I have a friend of a friend who has never let up on the baby talk with their son, even into his toddler years. Said son, now well into elementary school, is in speech therapy.
And take a neighbor of ours. Dad goes on military deployment for months at a time. His current stretch is 11 months. It’s been brutal on mom, and especially the little guy at home. I had noticed his language stays in one range: whine. Listening to mom it became clear: she’s stressed and tired and not getting her needs met, so guess who’s picking up the patterns? Baby boy.
Military families cannot change their situation until their beloved parent comes home, and we send many thanks to those men and women serving. For those parents, however, where both parents are around, especially dad, it is vital to use clear and understandable speech with a wide vocabulary.

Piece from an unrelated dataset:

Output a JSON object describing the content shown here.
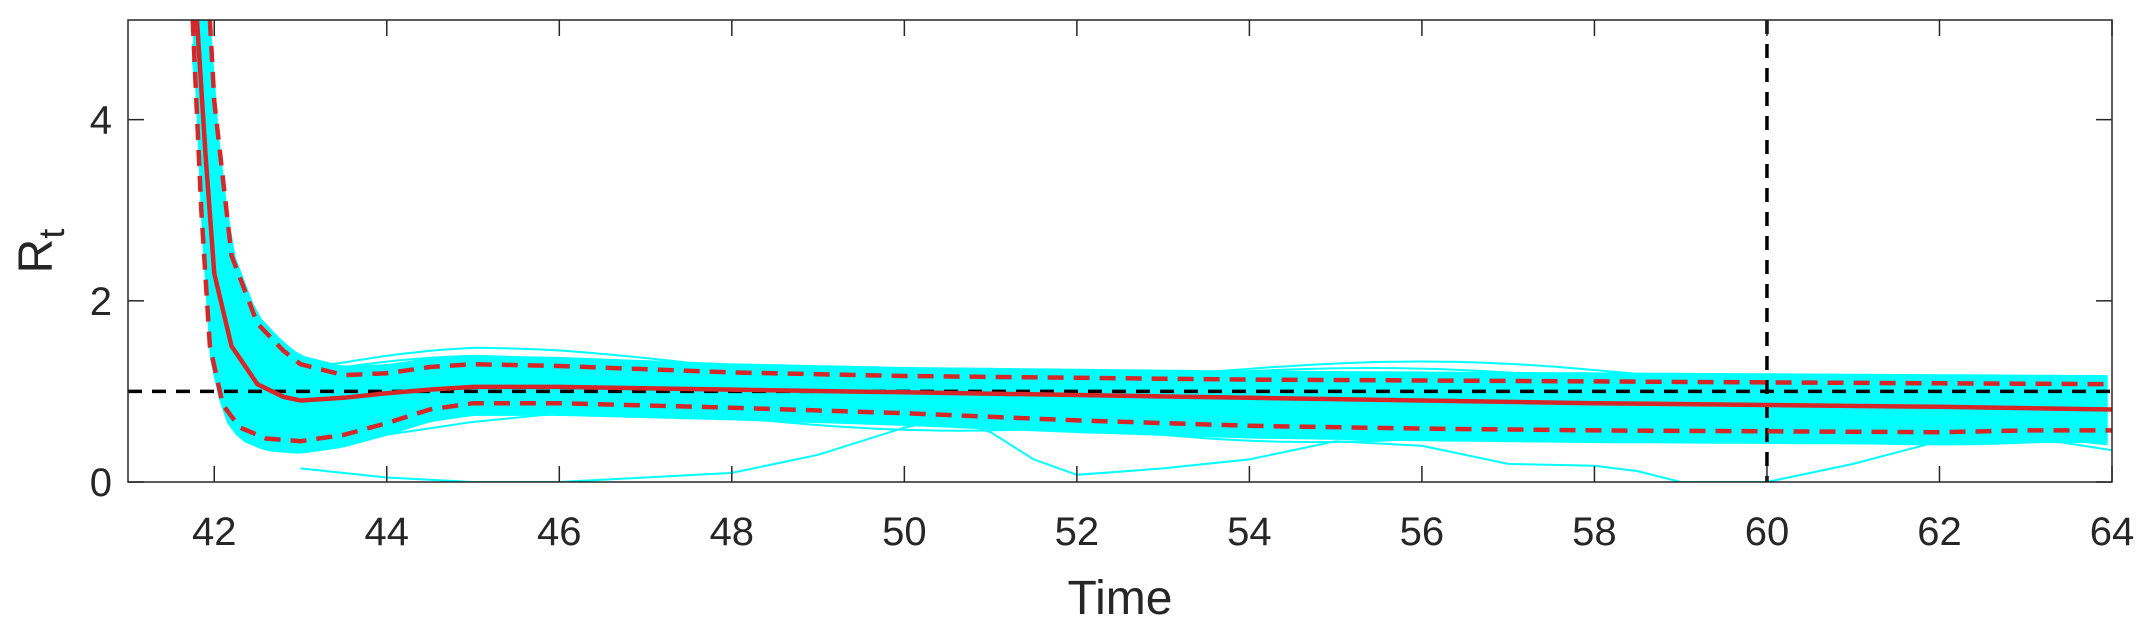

A 2006 study by the University of North Carolina at Chapel Hill’s Frank Porter Graham (FPG) Child Development Institute and UNC’s School of Education found that the language development of 2-year-old children whose fathers used large and diverse vocabularies with them during playtime increased significantly when tested one year later. Ironically, their mothers’ vocabularies did not significantly affect the children’s language skills.
Not a knock against mothers by any means, but instead a reminder that dads shape much of what their children become, and when it comes to speech and language, dads have a big say. So, don’t just talk to your children. Provoke their prowess. Appraise their adroitness. Dare their dexterity.